In April, the FDA’s Office of Orphan Products Development granted Orphan Drug designation to MT-401, Marker’s MultiTAA-specific T cell product candidate for the treatment of patients with post-transplant AML. Orphan designation is granted to advance the evaluation and development of safe and effective therapies for the treatment of rare diseases or conditions affecting fewer than 200,000 people in the U.S.

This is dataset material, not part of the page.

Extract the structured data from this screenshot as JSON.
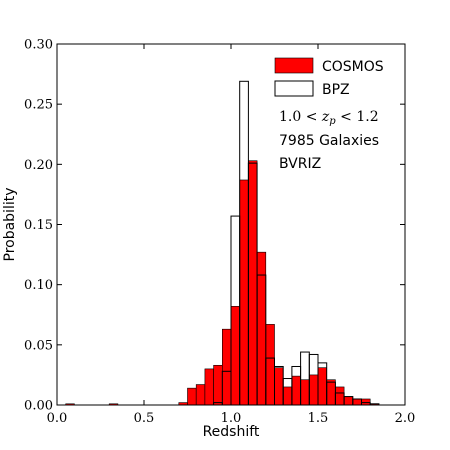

Pancreatic Cancer Data Update During ASCO (Free ASCO Whitepaper)

Updated data from an ongoing Phase 1/2 clinical trial being conducted with Marker’s MultiTAA-specific T cell product at the Baylor College of Medicine (BCM) in patients with pancreatic adenocarcinoma will be presented during the Annual Meeting of the American Society of Clinical Oncology (ASCO) (Free ASCO Whitepaper)—which due to the COVID-19 pandemic, will be held virtually. As previously reported, in the front-line treatment arm in combination with standard-of-care chemotherapy, clinical benefit was observed in correlation with the post-infusion detection of tumor-reactive T cells in patients’ peripheral blood. These T cells exhibited activity against both targeted antigens and non-targeted TAAs, indicating induction of antigen spreading. To date, there has not been any cytokine release syndrome or neurotoxicity observed in this trial.

T Cell-Based Vaccines

Phase 2 Triple Negative Breast Cancer Trial Results
Marker’s T cell-based vaccine program in triple negative breast cancer has delivered the following results as of September 30, 2019:

·Based on a preliminary analysis of 34 patients enrolled in the triple negative breast cancer trial, 31 patients showed meaningful immune response to vaccine treatment;

·Of 80 patients treated at 11 clinical sites, 16 have shown disease progression following treatment with TPIV200.

FINANCING UPDATE

·On March 2, 2020, Marker announced that the Company entered into a Common Stock Purchase Agreement of up to $30 million with Aspire Capital Fund, LLC, a Chicago-based institutional investor and long-term Marker shareholder.

FIRST QUARTER 2020 FINANCIAL RESULTS

Cash Position and Guidance: At March 31, 2020, Marker had cash and cash equivalents of $40.3 million. The Company believes that its existing cash and cash equivalents will fund its operating expenses and capital expenditure requirements into the second quarter of 2021.

R&D Expenses: Research and development expenses were $3.8 million for the quarter ended March 31, 2020 compared to $2.8 million for the quarter ended March 31, 2019. The increase was primarily attributable to headcount-related personnel expenses.

G&A Expenses: General and administrative expenses were $2.8 million for the quarter ended March 31, 2020 and March 31, 2019.

Net Loss: Marker reported a net loss of $6.5 million for the quarter ended March 31, 2020, compared to a net loss of $5.3 million for the quarter ended March 31, 2019.

Conference Call and Webcast

The Company will host a webcast and conference call to discuss its first quarter 2020 financial results and provide a corporate update today at 5:00 p.m. EDT.

The webcast will be accessible in the Investors section of the Company’s website at markertherapeutics.com. Individuals can participate in the conference call by dialing 877-407-8913 (domestic) or 201-689-8201 (international) and referring to the "Marker Therapeutics First Quarter 2020 Earnings Call."

The archived webcast will be available for replay on the Marker website following the event.